Not so, according to Vaillant. Nothing so soft and cuddly: “Most independent and most stoical men in the Grant Study were the men who had come from the most loving homes; they had learned that they could put their trust in life, which gave them courage to go out and face it.”
In sharp contrast, young men from a bleak, cold, isolated childhood became sitting ducks for failure, for physical and mental illness, divorce, and earlier death.

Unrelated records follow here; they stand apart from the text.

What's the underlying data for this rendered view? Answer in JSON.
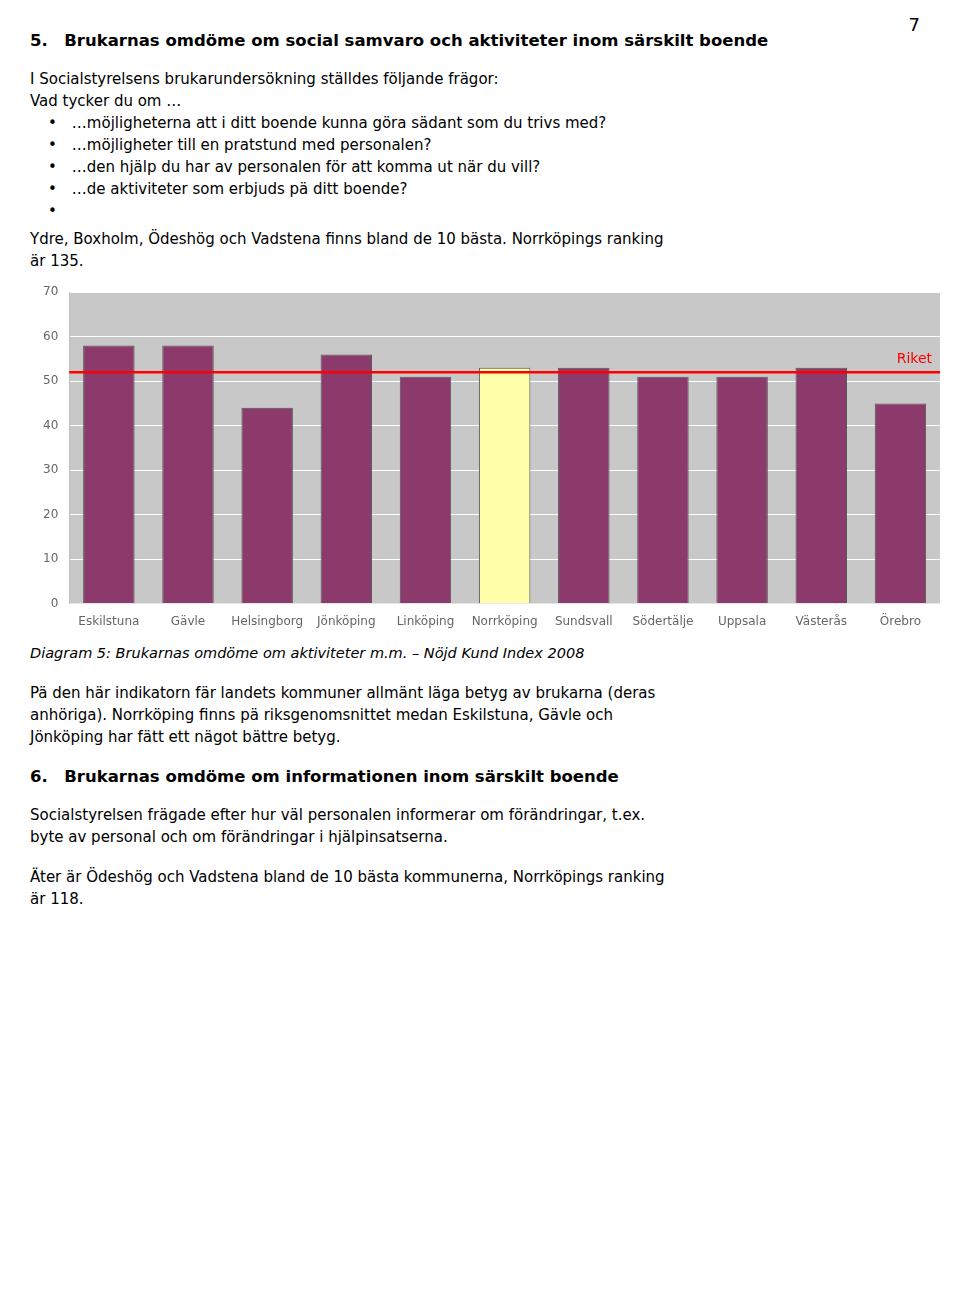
{
  "page_number": "7",
  "before_chart": [
    {
      "heading": "5. Brukarnas omdöme om social samvaro och aktiviteter inom särskilt boende"
    },
    {
      "lines": [
        "I Socialstyrelsens brukarundersökning ställdes följande frägor:",
        "Vad tycker du om …"
      ]
    },
    {
      "bullets": [
        "• …möjligheterna att i ditt boende kunna göra sädant som du trivs med?",
        "• …möjligheter till en pratstund med personalen?",
        "• …den hjälp du har av personalen för att komma ut när du vill?",
        "• …de aktiviteter som erbjuds pä ditt boende?",
        "•"
      ]
    },
    {
      "lines": [
        "Ydre, Boxholm, Ödeshög och Vadstena finns bland de 10 bästa. Norrköpings ranking",
        "är 135."
      ]
    }
  ],
  "chart_data": {
    "type": "bar",
    "title": "Diagram 5: Brukarnas omdöme om aktiviteter m.m. – Nöjd Kund Index 2008",
    "categories": [
      "Eskilstuna",
      "Gävle",
      "Helsingborg",
      "Jönköping",
      "Linköping",
      "Norrköping",
      "Sundsvall",
      "Södertälje",
      "Uppsala",
      "Västerås",
      "Örebro"
    ],
    "values": [
      58,
      58,
      44,
      56,
      51,
      53,
      53,
      51,
      51,
      53,
      45
    ],
    "colors": [
      "#8B3A6B",
      "#8B3A6B",
      "#8B3A6B",
      "#8B3A6B",
      "#8B3A6B",
      "#FFFFAA",
      "#8B3A6B",
      "#8B3A6B",
      "#8B3A6B",
      "#8B3A6B",
      "#8B3A6B"
    ],
    "annotations": [
      {
        "type": "hline",
        "value": 52,
        "label": "Riket",
        "color": "#FF0000"
      }
    ],
    "ylim": [
      0,
      70
    ],
    "yticks": [
      0,
      10,
      20,
      30,
      40,
      50,
      60,
      70
    ],
    "grid": true
  },
  "after_chart": [
    {
      "lines": [
        "Pä den här indikatorn fär landets kommuner allmänt läga betyg av brukarna (deras",
        "anhöriga). Norrköping finns pä riksgenomsnittet medan Eskilstuna, Gävle och",
        "Jönköping har fätt ett nägot bättre betyg."
      ]
    },
    {
      "heading": "6. Brukarnas omdöme om informationen inom särskilt boende"
    },
    {
      "lines": [
        "Socialstyrelsen frägade efter hur väl personalen informerar om förändringar, t.ex.",
        "byte av personal och om förändringar i hjälpinsatserna."
      ]
    },
    {
      "lines": [
        "Äter är Ödeshög och Vadstena bland de 10 bästa kommunerna, Norrköpings ranking",
        "är 118."
      ]
    }
  ]
}
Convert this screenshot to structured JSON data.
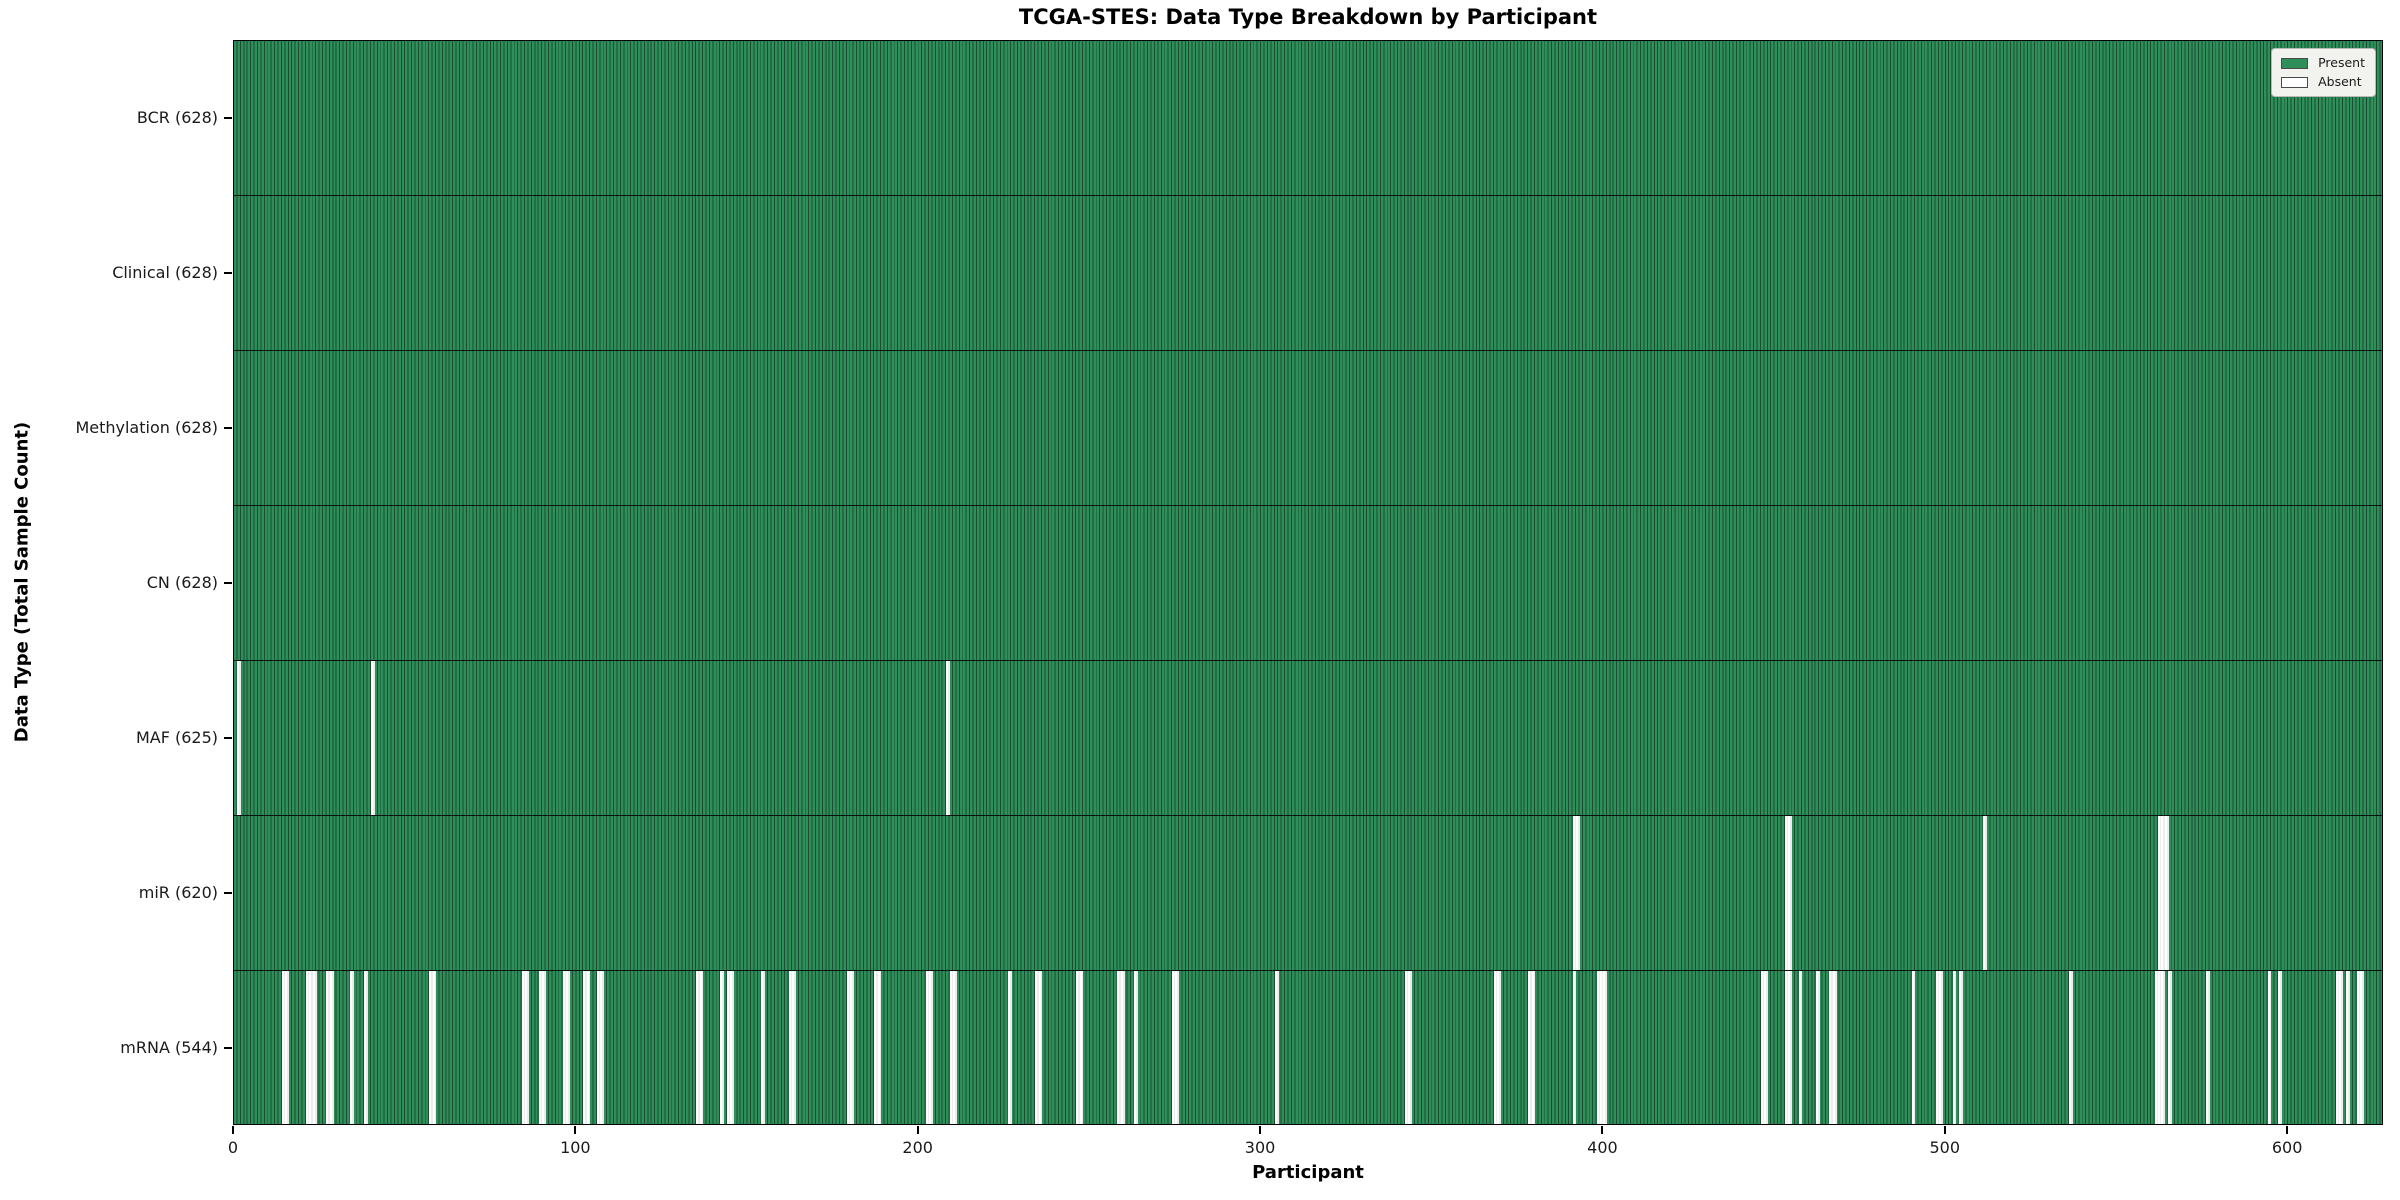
{
  "chart_data": {
    "type": "heatmap",
    "title": "TCGA-STES: Data Type Breakdown by Participant",
    "xlabel": "Participant",
    "ylabel": "Data Type (Total Sample Count)",
    "n_participants": 628,
    "x_ticks": [
      0,
      100,
      200,
      300,
      400,
      500,
      600
    ],
    "legend": [
      {
        "label": "Present",
        "color": "#2e8f5b"
      },
      {
        "label": "Absent",
        "color": "#ffffff"
      }
    ],
    "legend_position": "upper right",
    "grid": false,
    "rows": [
      {
        "label": "BCR (628)",
        "name": "BCR",
        "present_count": 628,
        "absent_participants": []
      },
      {
        "label": "Clinical (628)",
        "name": "Clinical",
        "present_count": 628,
        "absent_participants": []
      },
      {
        "label": "Methylation (628)",
        "name": "Methylation",
        "present_count": 628,
        "absent_participants": []
      },
      {
        "label": "CN (628)",
        "name": "CN",
        "present_count": 628,
        "absent_participants": []
      },
      {
        "label": "MAF (625)",
        "name": "MAF",
        "present_count": 625,
        "absent_participants": [
          1,
          40,
          208
        ]
      },
      {
        "label": "miR (620)",
        "name": "miR",
        "present_count": 620,
        "absent_participants": [
          391,
          392,
          453,
          454,
          511,
          562,
          563,
          564
        ]
      },
      {
        "label": "mRNA (544)",
        "name": "mRNA",
        "present_count": 544,
        "absent_participants": [
          14,
          15,
          21,
          22,
          23,
          27,
          28,
          34,
          38,
          57,
          58,
          84,
          85,
          89,
          90,
          96,
          97,
          102,
          103,
          106,
          107,
          135,
          136,
          142,
          144,
          145,
          154,
          162,
          163,
          179,
          180,
          187,
          188,
          202,
          203,
          209,
          210,
          226,
          234,
          235,
          246,
          247,
          258,
          259,
          263,
          274,
          275,
          304,
          342,
          343,
          368,
          369,
          378,
          379,
          391,
          398,
          399,
          400,
          446,
          447,
          453,
          454,
          457,
          462,
          466,
          467,
          490,
          497,
          498,
          502,
          504,
          536,
          561,
          562,
          563,
          565,
          576,
          594,
          597,
          614,
          615,
          617,
          620,
          621
        ]
      }
    ],
    "colors": {
      "present": "#2e8f5b",
      "present_edge": "#1b4c30",
      "absent": "#ffffff",
      "absent_edge": "#d8d8d8",
      "spine": "#000000",
      "text": "#1a1a1a"
    }
  }
}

THE very length of this study also established that people, no matter how bleak their early years, are nonetheless capable of change and of growth. One such individual, portrayed under a pseudonym in the latest of several books emanating from the study, was a chronic hypochondriac in college and when he served in the army, had what might be charitably described as an undistinguished tour of duty. When he was 35, disaster struck. He was diagnosed as having TB of the lungs. That put him in a veterans’ hospital. He later confessed that he was glad when he got the diagnosis and knew he could go to bed for a year “and get away with it”. The hypochondria fell away, he loved being cared for, and when released from hospital, cared for others as a doctor.
Although a bleak childhood skewed the odds for men in the study, arguably the most frightening finding has emerged only in recent years, as the subjects hit their 90s, when it’s been found that a poor relationship with their mother was “very significantly and very surprisingly, associated with dementia”.
“Of the 115 men without a warm maternal relationship who survived until 80, 39 (33%) were suffering from dementia by age 90. Of the surviving men with a warm maternal relationship, only five (13%) have become demented — a significant difference,” says Prof Vaillant.
Einstein once said something to the effect that a boy who, as a toddler, had the unequivocal adoration of his mother couldn’t be downed by life. This longitudinal study confirms he was correct — right up to that boy’s tenth decade.